I like this result better ;) –though I’m not finding Dan has the lowest heterozygosity.
of 520288 total shared markers
file: CAA001_genotypes.txt heterozygosity: 31.8610077495541
file: CFW001_genotypes.txt heterozygosity: 31.8291023433175
file: DBV001_genotypes.txt heterozygosity: 31.7943139184452 <- Dan V
file: DFC001_genotypes.txt heterozygosity: 31.8287179408328
file: DGM001_genotypes.txt heterozygosity: 31.6426671382004 <- Dan M
file: IPF001_genotypes.txt heterozygosity: 31.7768236053878
file: JCB001_genotypes.txt heterozygosity: 31.951918937204
file: JKP001_genotypes.txt heterozygosity: 32.188710867827
file: JXA001_genotypes.txt heterozygosity: 31.8477458638293
file: KIM001_genotypes.txt heterozygosity: 31.7710575681161
file: LXJ001_genotypes.txt heterozygosity: 31.6222938065072 screened”);
my $line_count=0;
foreach my $file (@files){ #1st step: screen lines
chomp $file; # print “file: $file\n”
open (FH, “$file”);
while (my $line = ){
if ($line=~/^#/){next} #no comment lines
chomp $line;
my @elements=split(/\s+/,$line);
if ($#elements screened.sorted”);
#initialize counters
my $total = 0;
my %het; foreach my $f (@files){$het{$f}=0}
open (FH2,”screened.sorted”);
#2nd step: count het sites of only shared sites (use same id#)
my $lines_counted=1;
my $last_line=;
my @lines = ($last_line); #where we put all the lines matching last line’s id
while ($lines_counted < $line_count){
my $next_line=; $lines_counted++;
#print “last: $last_line”, “next: $next_line”;
my ($id,$chr,$pos,$nt,$file_name)=split(/\s+/,$last_line);
my ($id2,$chr2,$pos2,$nt2,$file_name2)=split(/\s+/,$next_line);
#print “id:*$id* id2:*$id2*\n”;
#foreach my $line(@lines){print “in lines array:$line\n”}
if ($id eq $id2){push(@lines,$next_line)}#add to list of same ids
else { #if not a match
$last_line=$next_line; #put in last line for next round
#print “#lines:$#lines #files:$#files\n”;
unless ($#lines eq $#files){@lines = ($last_line);next} #do we have reps for all genomes?
$total++;
foreach my $line(@lines){
my ($id,$chr,$pos,$nt,$file_name)=split(/\s+/,$line);
my ($first,$second)=split(”,$nt);
if ($first eq $second){next}
$het{$file_name}++;
}
@lines = ($last_line);
}
}
print “of $total total shared markers\n”;
foreach my $file (@files){
my $percent=$het{$file}*100/$total;
print “file: $file heterozygosity: $percent\n”;
}
ouch, that really did get maimed up there: here are the complete results with no attempted script attachment:
of 520288 total shared markers
file: CAA001_genotypes.txt heterozygosity: 31.8610077495541
file: CFW001_genotypes.txt heterozygosity: 31.8291023433175
file: DBV001_genotypes.txt heterozygosity: 31.7943139184452 <- Dan V
file: DFC001_genotypes.txt heterozygosity: 31.8287179408328
file: DGM001_genotypes.txt heterozygosity: 31.6426671382004 <- Dan M
file: IPF001_genotypes.txt heterozygosity: 31.7768236053878
file: JCB001_genotypes.txt heterozygosity: 31.951918937204
file: JKP001_genotypes.txt heterozygosity: 32.188710867827
file: JXA001_genotypes.txt heterozygosity: 31.8477458638293
file: KIM001_genotypes.txt heterozygosity: 31.7710575681161
file: LXJ001_genotypes.txt heterozygosity: 31.6222938065072 <—–lowest, also Jewish?

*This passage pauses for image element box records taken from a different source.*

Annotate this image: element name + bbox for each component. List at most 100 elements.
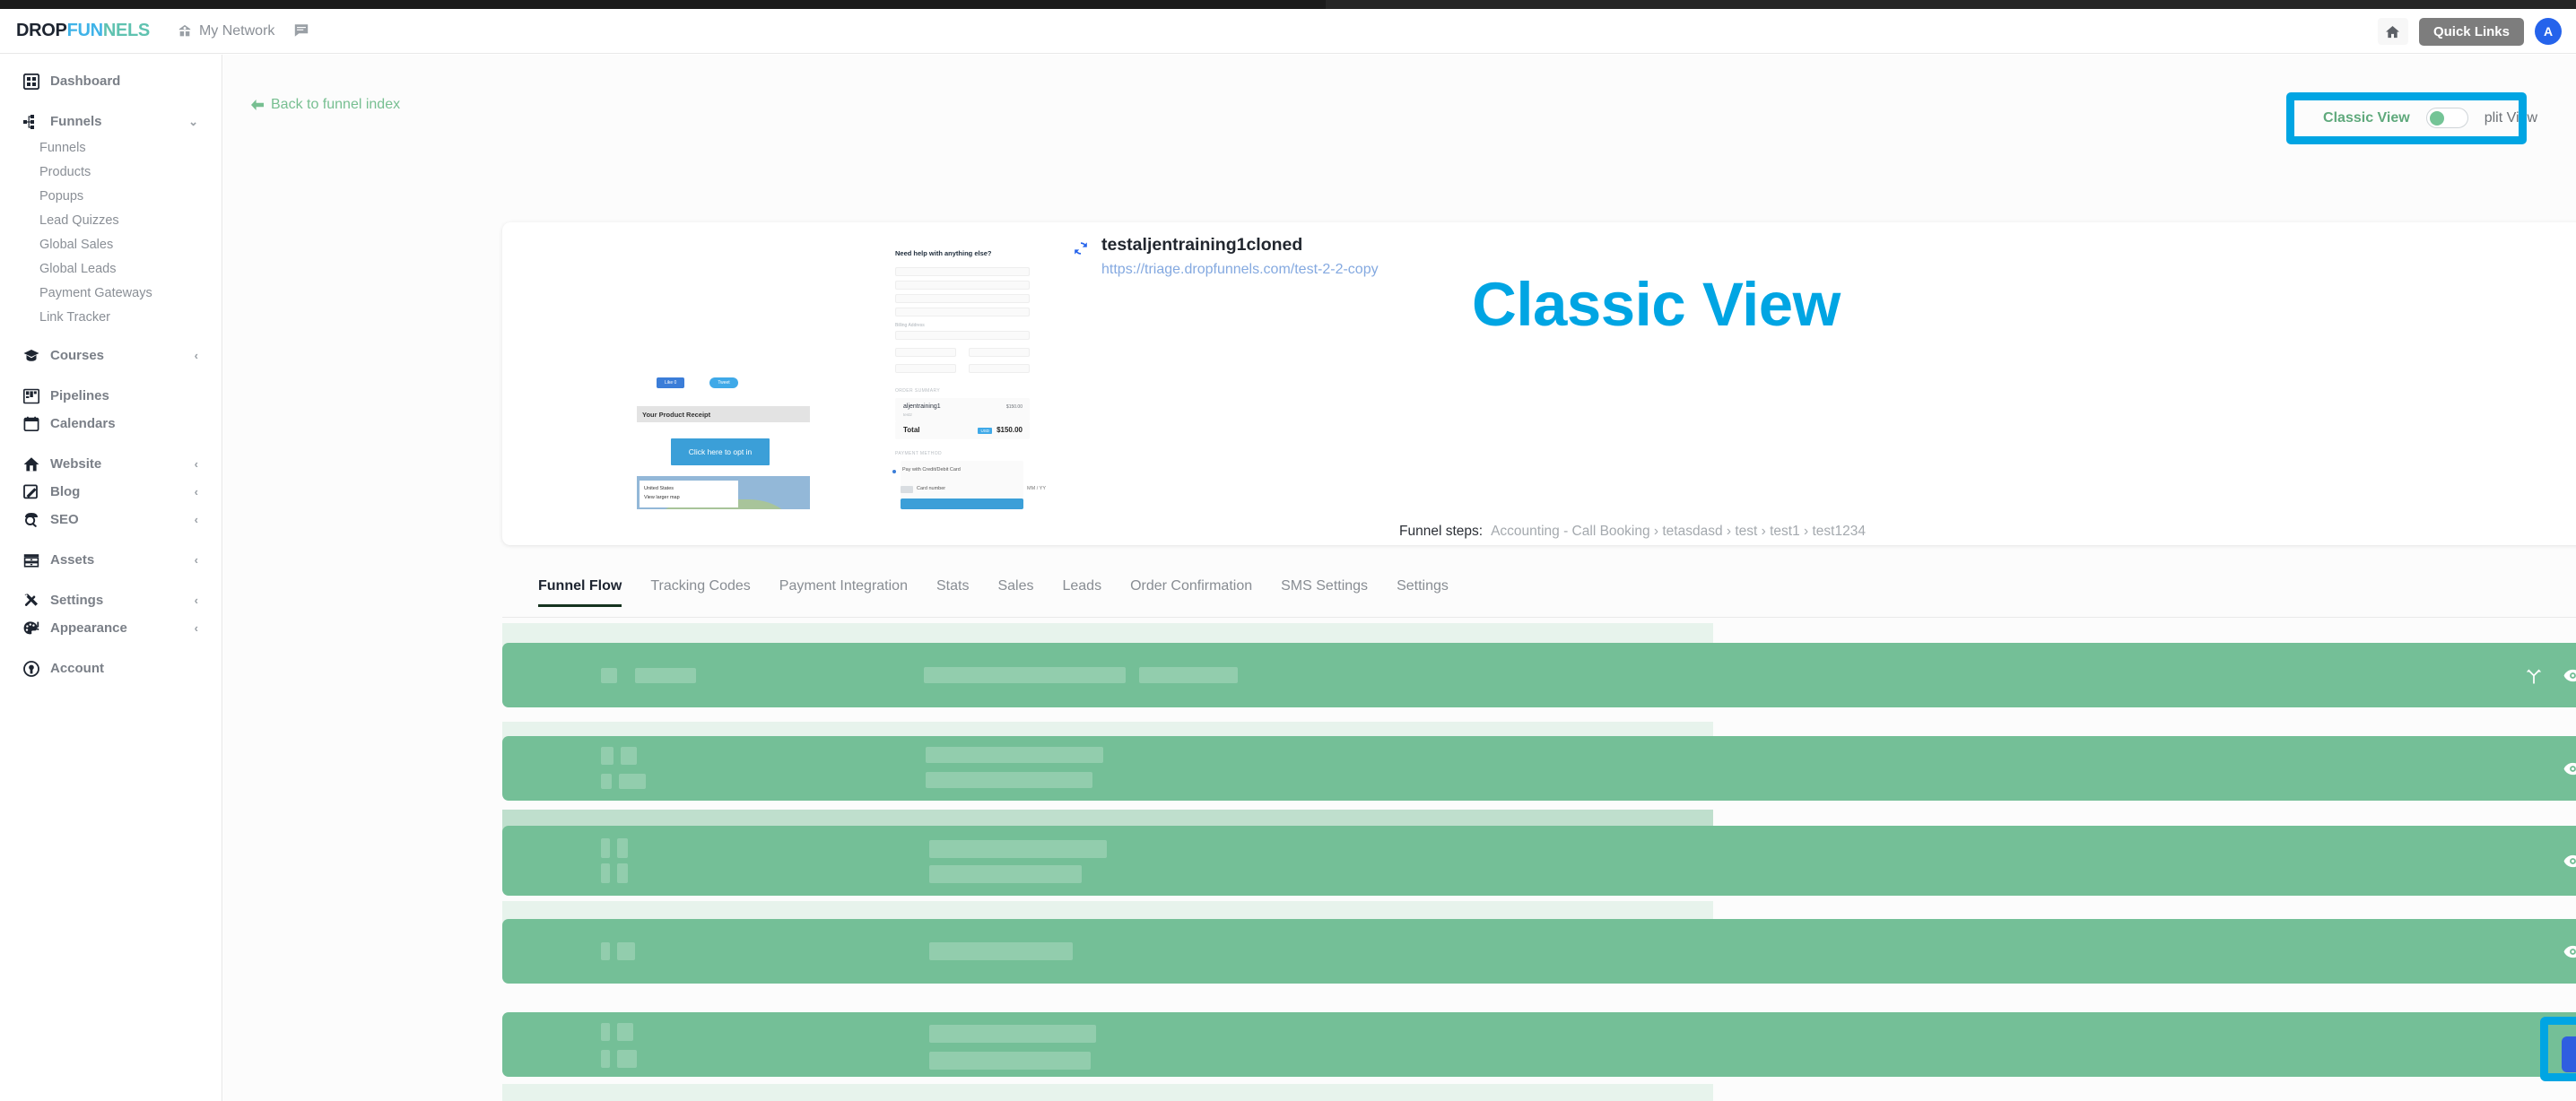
eye-icon[interactable] — [2563, 944, 2576, 958]
network-icon — [178, 24, 191, 36]
eye-icon[interactable] — [2563, 668, 2576, 682]
add-new-step-button[interactable]: Add New Step — [2562, 1036, 2576, 1072]
row-redaction-block — [601, 747, 614, 765]
blog-pencil-icon — [23, 483, 38, 498]
tab-payment-integration[interactable]: Payment Integration — [765, 575, 922, 607]
sidebar-item-label: Dashboard — [50, 74, 121, 89]
funnel-step-row[interactable] — [502, 643, 2576, 707]
sidebar-subitem-global-leads[interactable]: Global Leads — [0, 256, 222, 281]
graduation-cap-icon — [23, 349, 39, 361]
chevron-down-icon[interactable]: ⌄ — [188, 116, 198, 127]
sidebar-item-appearance[interactable]: Appearance ‹ — [0, 614, 222, 642]
sidebar-subitem-payment-gateways[interactable]: Payment Gateways — [0, 281, 222, 305]
main-content: Back to funnel index Classic View plit V… — [223, 55, 2576, 1101]
thumbnail-field-address — [895, 331, 1030, 340]
thumbnail-order-summary-label: ORDER SUMMARY — [895, 388, 941, 394]
sidebar-subitem-popups[interactable]: Popups — [0, 184, 222, 208]
sidebar-item-label: Account — [50, 661, 104, 676]
tab-stats[interactable]: Stats — [922, 575, 983, 607]
sidebar-subitem-link-tracker[interactable]: Link Tracker — [0, 305, 222, 329]
eye-icon[interactable] — [2563, 761, 2576, 776]
funnel-url-link[interactable]: https://triage.dropfunnels.com/test-2-2-… — [1101, 262, 1379, 278]
user-avatar[interactable]: A — [2535, 18, 2562, 45]
funnel-thumbnail-preview[interactable]: Like 0 Tweet Your Product Receipt Click … — [502, 222, 1063, 509]
chevron-left-icon[interactable]: ‹ — [195, 554, 198, 566]
funnel-header-card: Like 0 Tweet Your Product Receipt Click … — [502, 222, 2576, 545]
tab-sms-settings[interactable]: SMS Settings — [1266, 575, 1382, 607]
arrow-left-icon — [251, 100, 264, 110]
sidebar-item-website[interactable]: Website ‹ — [0, 450, 222, 478]
sidebar-item-settings[interactable]: Settings ‹ — [0, 586, 222, 614]
chevron-left-icon[interactable]: ‹ — [195, 514, 198, 525]
thumbnail-card-number-label: Card number — [917, 486, 946, 491]
refresh-icon[interactable] — [1073, 240, 1089, 256]
view-mode-switch[interactable] — [2425, 108, 2468, 128]
sidebar-item-label: Settings — [50, 593, 104, 608]
funnel-step-row-actions — [2525, 666, 2576, 685]
sidebar-item-dashboard[interactable]: Dashboard — [0, 67, 222, 95]
my-network-link[interactable]: My Network — [177, 23, 309, 39]
chevron-left-icon[interactable]: ‹ — [195, 458, 198, 470]
thumbnail-field-email — [895, 294, 1030, 303]
tab-leads[interactable]: Leads — [1048, 575, 1116, 607]
sidebar-subitem-label: Lead Quizzes — [39, 212, 119, 228]
classic-view-overlay-text: Classic View — [1472, 270, 1841, 339]
tab-funnel-flow[interactable]: Funnel Flow — [502, 575, 636, 607]
tab-tracking-codes[interactable]: Tracking Codes — [636, 575, 764, 607]
sidebar-item-calendars[interactable]: Calendars — [0, 410, 222, 438]
logo-part-fun: FUN — [66, 21, 104, 40]
thumbnail-order-item-amount: $150.00 — [1005, 404, 1023, 410]
thumbnail-payment-option: Pay with Credit/Debit Card — [902, 467, 961, 472]
sidebar-item-courses[interactable]: Courses ‹ — [0, 342, 222, 369]
pipelines-icon — [23, 388, 39, 403]
row-redaction-block — [601, 1050, 610, 1068]
thumbnail-receipt-heading: Your Product Receipt — [637, 406, 810, 422]
sidebar-subitem-products[interactable]: Products — [0, 160, 222, 184]
sidebar-subitem-label: Global Sales — [39, 237, 114, 252]
funnel-step-row[interactable] — [502, 826, 2576, 896]
sidebar-item-label: Website — [50, 456, 102, 472]
row-redaction-block — [601, 942, 610, 960]
eye-icon[interactable] — [2563, 854, 2576, 868]
row-redaction-block — [926, 772, 1092, 788]
funnel-title: testaljentraining1cloned — [1101, 235, 1303, 255]
sidebar-subitem-funnels[interactable]: Funnels — [0, 135, 222, 160]
funnel-step-row[interactable] — [502, 919, 2576, 984]
funnel-step-row[interactable] — [502, 1012, 2576, 1077]
tab-sales[interactable]: Sales — [983, 575, 1048, 607]
chevron-left-icon[interactable]: ‹ — [195, 594, 198, 606]
sidebar-item-seo[interactable]: SEO ‹ — [0, 506, 222, 533]
chevron-left-icon[interactable]: ‹ — [195, 350, 198, 361]
sidebar-subitem-global-sales[interactable]: Global Sales — [0, 232, 222, 256]
funnel-step-row[interactable] — [502, 736, 2576, 801]
quick-links-button[interactable]: Quick Links — [2418, 17, 2524, 46]
split-view-label[interactable]: plit View — [2485, 110, 2537, 126]
sidebar-item-label: SEO — [50, 512, 79, 527]
thumbnail-total-amount: $150.00 — [996, 426, 1023, 434]
dropfunnels-logo[interactable]: DROP FUN NELS — [16, 21, 150, 41]
back-link-label: Back to funnel index — [271, 97, 401, 112]
chevron-left-icon[interactable]: ‹ — [195, 486, 198, 498]
sidebar-item-pipelines[interactable]: Pipelines — [0, 382, 222, 410]
home-button[interactable] — [2377, 18, 2408, 45]
tab-order-confirmation[interactable]: Order Confirmation — [1116, 575, 1266, 607]
row-redaction-block — [601, 838, 610, 858]
funnel-steps-breadcrumb: Funnel steps: Accounting - Call Booking … — [502, 518, 2576, 545]
thumbnail-order-item-name: aljentraining1 — [903, 403, 941, 410]
sidebar-subitem-label: Link Tracker — [39, 309, 110, 325]
chevron-left-icon[interactable]: ‹ — [195, 622, 198, 634]
back-to-funnel-index-link[interactable]: Back to funnel index — [250, 97, 400, 113]
sidebar-item-assets[interactable]: Assets ‹ — [0, 546, 222, 574]
chat-icon[interactable] — [293, 23, 309, 39]
sidebar-subitem-lead-quizzes[interactable]: Lead Quizzes — [0, 208, 222, 232]
tab-settings[interactable]: Settings — [1382, 575, 1463, 607]
thumbnail-payment-method-label: PAYMENT METHOD — [895, 451, 942, 456]
thumbnail-checkout-heading: Need help with anything else? — [895, 249, 992, 257]
sidebar-item-blog[interactable]: Blog ‹ — [0, 478, 222, 506]
row-redaction-block — [1139, 667, 1238, 683]
split-test-icon[interactable] — [2525, 666, 2543, 685]
sidebar-item-funnels[interactable]: Funnels ⌄ — [0, 108, 222, 135]
sidebar-item-account[interactable]: Account — [0, 655, 222, 682]
switch-knob — [2429, 110, 2444, 126]
home-icon — [2386, 25, 2400, 38]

file: VXP001_genotypes.txt heterozygosity: 31.7914308998093
file: genome_Mary_Paniscus_Full_20110201104429.txt heterozygosity: 32.1912094839781
I rewrote my earlier script to only use the subset of markers shared by all individuals files, and to exclude those on X and Y chromosomes. I sent it to the blog's gmail.

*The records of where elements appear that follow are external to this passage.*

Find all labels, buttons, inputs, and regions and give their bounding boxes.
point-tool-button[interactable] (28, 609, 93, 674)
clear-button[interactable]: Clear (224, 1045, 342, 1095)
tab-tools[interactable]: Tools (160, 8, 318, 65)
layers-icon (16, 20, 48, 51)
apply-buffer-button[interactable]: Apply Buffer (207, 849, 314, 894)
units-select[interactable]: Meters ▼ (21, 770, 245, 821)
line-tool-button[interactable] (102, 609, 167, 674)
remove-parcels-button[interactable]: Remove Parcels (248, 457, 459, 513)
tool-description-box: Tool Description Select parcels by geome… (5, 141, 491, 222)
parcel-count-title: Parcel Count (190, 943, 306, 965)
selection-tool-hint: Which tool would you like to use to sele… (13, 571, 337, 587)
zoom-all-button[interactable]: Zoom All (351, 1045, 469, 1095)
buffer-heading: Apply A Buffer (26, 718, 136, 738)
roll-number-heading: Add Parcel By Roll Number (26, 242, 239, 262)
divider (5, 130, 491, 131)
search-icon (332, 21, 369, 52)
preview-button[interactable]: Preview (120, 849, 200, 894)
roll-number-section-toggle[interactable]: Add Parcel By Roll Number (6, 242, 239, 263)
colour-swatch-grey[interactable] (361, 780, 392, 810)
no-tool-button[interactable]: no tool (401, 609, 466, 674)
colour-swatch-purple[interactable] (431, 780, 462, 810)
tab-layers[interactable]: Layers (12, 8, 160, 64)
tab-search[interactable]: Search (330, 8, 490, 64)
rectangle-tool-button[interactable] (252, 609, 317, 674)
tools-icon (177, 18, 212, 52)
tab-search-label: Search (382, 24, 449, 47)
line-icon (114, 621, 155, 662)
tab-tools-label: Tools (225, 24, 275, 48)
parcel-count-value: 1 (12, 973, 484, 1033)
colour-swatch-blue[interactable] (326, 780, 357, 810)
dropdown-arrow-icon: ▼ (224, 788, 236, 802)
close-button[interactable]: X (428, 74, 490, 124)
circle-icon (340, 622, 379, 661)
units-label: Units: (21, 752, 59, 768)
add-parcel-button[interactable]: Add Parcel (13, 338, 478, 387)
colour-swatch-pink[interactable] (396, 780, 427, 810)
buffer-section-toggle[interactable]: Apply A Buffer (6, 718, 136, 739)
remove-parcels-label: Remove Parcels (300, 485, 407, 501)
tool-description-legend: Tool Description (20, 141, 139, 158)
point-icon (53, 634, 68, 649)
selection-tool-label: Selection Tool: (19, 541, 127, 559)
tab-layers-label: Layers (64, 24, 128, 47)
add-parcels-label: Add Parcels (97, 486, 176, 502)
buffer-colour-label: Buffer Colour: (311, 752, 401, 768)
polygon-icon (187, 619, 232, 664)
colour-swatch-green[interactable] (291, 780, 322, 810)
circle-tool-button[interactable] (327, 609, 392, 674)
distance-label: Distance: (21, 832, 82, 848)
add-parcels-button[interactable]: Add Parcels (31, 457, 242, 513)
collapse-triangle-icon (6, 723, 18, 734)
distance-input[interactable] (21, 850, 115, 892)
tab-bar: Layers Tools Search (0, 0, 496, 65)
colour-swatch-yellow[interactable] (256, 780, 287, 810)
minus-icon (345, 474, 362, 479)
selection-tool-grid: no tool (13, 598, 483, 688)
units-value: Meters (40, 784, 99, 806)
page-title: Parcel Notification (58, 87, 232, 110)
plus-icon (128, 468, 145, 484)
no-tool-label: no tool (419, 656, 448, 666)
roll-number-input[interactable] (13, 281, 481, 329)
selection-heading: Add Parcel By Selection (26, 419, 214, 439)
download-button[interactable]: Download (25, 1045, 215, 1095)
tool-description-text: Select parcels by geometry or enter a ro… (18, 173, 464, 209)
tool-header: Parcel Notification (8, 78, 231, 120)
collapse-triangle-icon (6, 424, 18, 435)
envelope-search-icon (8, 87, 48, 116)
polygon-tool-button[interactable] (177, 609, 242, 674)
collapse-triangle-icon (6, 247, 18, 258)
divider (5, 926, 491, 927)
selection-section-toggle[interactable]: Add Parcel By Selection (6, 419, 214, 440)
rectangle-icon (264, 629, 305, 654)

Thanks for your post on this blog site. From my own experience, many times softening way up a photograph could possibly provide the digital photographer with a bit of an artistic flare. Often however, the soft cloud isn’t precisely what you had under consideration and can often times spoil an otherwise good picture, especially if you thinking about enlarging that.